I can admire something like Michelangelo's marble sculpture of the Pieta for the great technical skill required to produce it (shown below and completed by the artist at the astonishing age of 24, it is regarded as unprecedented in Italian sculpture). But it is only when viewing it as a transcendent experience, that I come into full appreciation of its exquisite, breath-taking beauty.
An engineer can appreciate the mathematical complexity and technical skill required to design and build a Boeing 747. But it requires one with some degree of awareness of a reality beyond the physical world, to grasp the transcendent beauty of it in flight. Marriage can be explained and dissected from the physical and cultural perspective by a trained counselor; but it is ultimately the transcendent qualities of the marital union between man and woman that impart rapturous wonder.
Someone who ignores the transcendent and tries to reduce everything to physical immanence is akin to a person experiencing life through a black/white, vacuum-tube 12 inch television set. They are necessarily restricted in their comprehension and appreciation of reality. In comparison, the person who also cultivates an appreciation for the transcendent, experiences life in a mind-blowing, digital IMAX theater with full surround sound.
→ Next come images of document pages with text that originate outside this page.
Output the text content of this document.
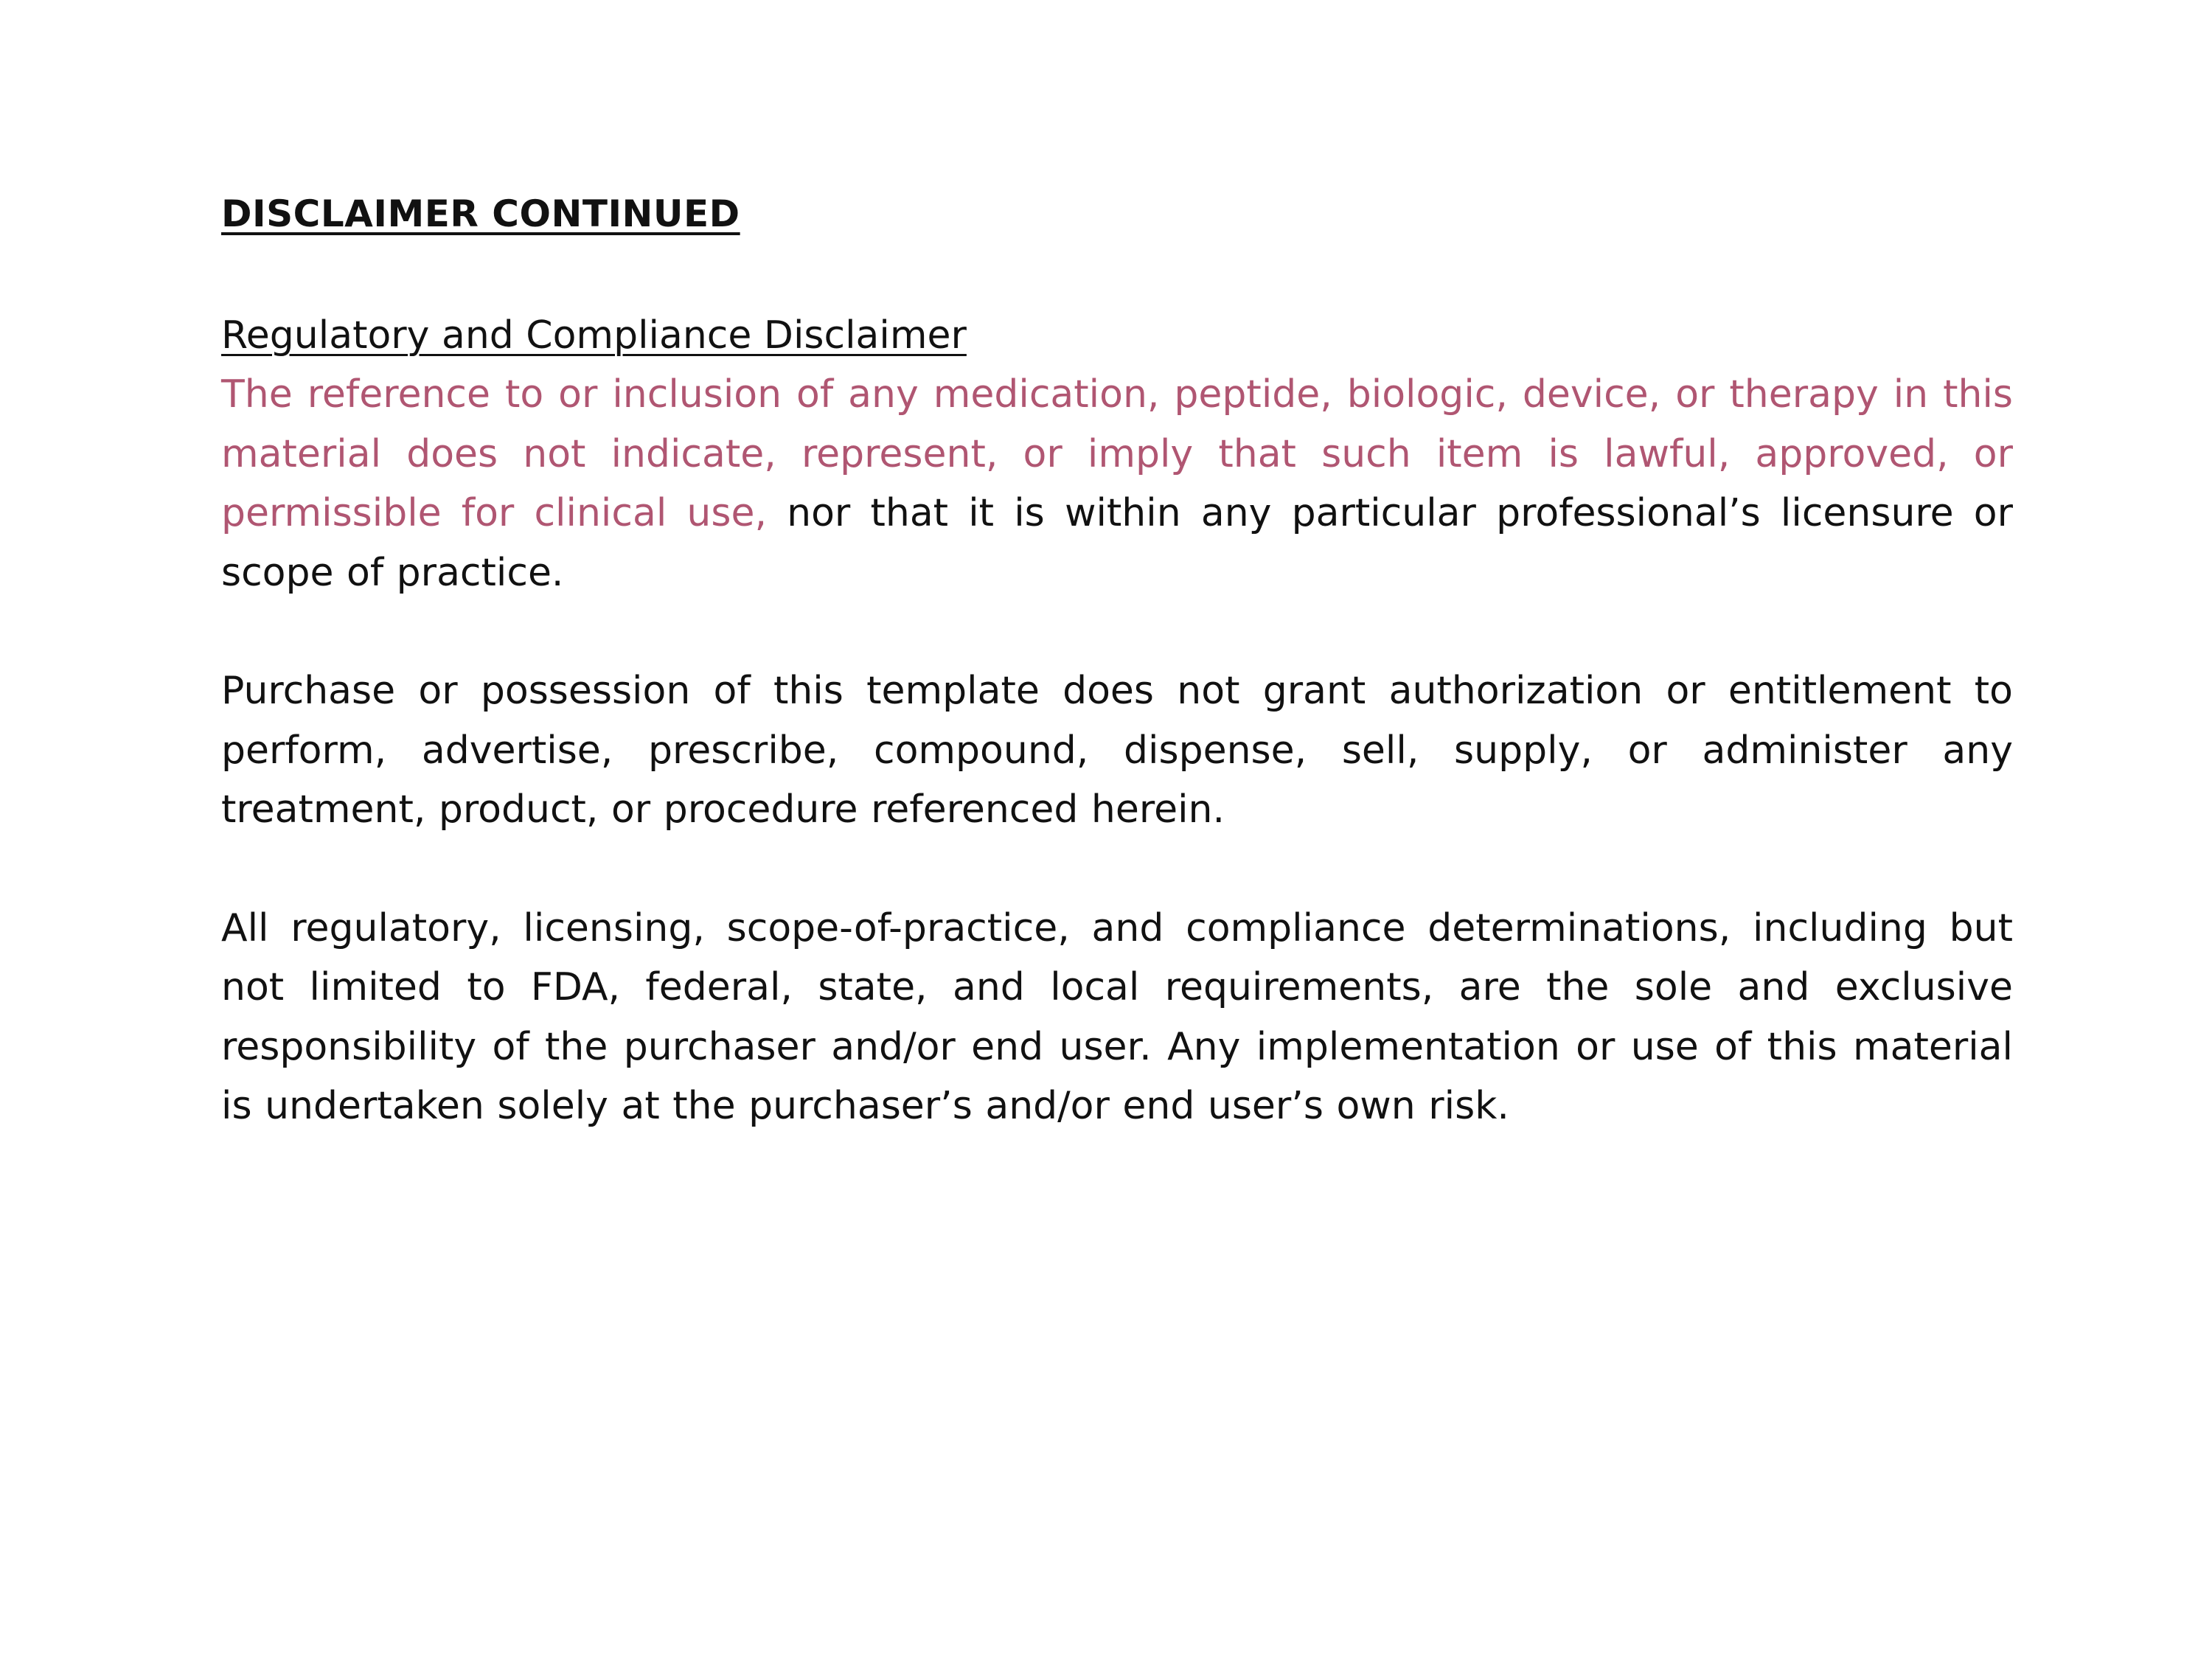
DISCLAIMER CONTINUED
Regulatory and Compliance Disclaimer

The reference to or inclusion of any medication, peptide, biologic, device, or therapy in this material does not indicate, represent, or imply that such item is lawful, approved, or permissible for clinical use, nor that it is within any particular professional’s licensure or scope of practice.

Purchase or possession of this template does not grant authorization or entitlement to perform, advertise, prescribe, compound, dispense, sell, supply, or administer any treatment, product, or procedure referenced herein.

All regulatory, licensing, scope-of-practice, and compliance determinations, including but not limited to FDA, federal, state, and local requirements, are the sole and exclusive responsibility of the purchaser and/or end user. Any implementation or use of this material is undertaken solely at the purchaser’s and/or end user’s own risk.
In my personal walk through life, the closer I draw to Christ, the more appreciative (and awestruck) I am by the transcendent beauty of a single flower, clouds flitting across a dark blue sky, a butterfly, an eagle soaring on a mountain ridge, a school of fish, a horse at full gallop, a world-class symphony, a master's painting, a rainbow, a powerful thunderstorm ... or a championship couple elegantly moving as one across the dance floor. It's important that all Christians dedicate some part of their lives to regularly embracing transcendent beauty. In so doing, we figuratively reach out and touch the Divine. I exist as a rational and logical being, but I thrive on my experiences with the transcendent.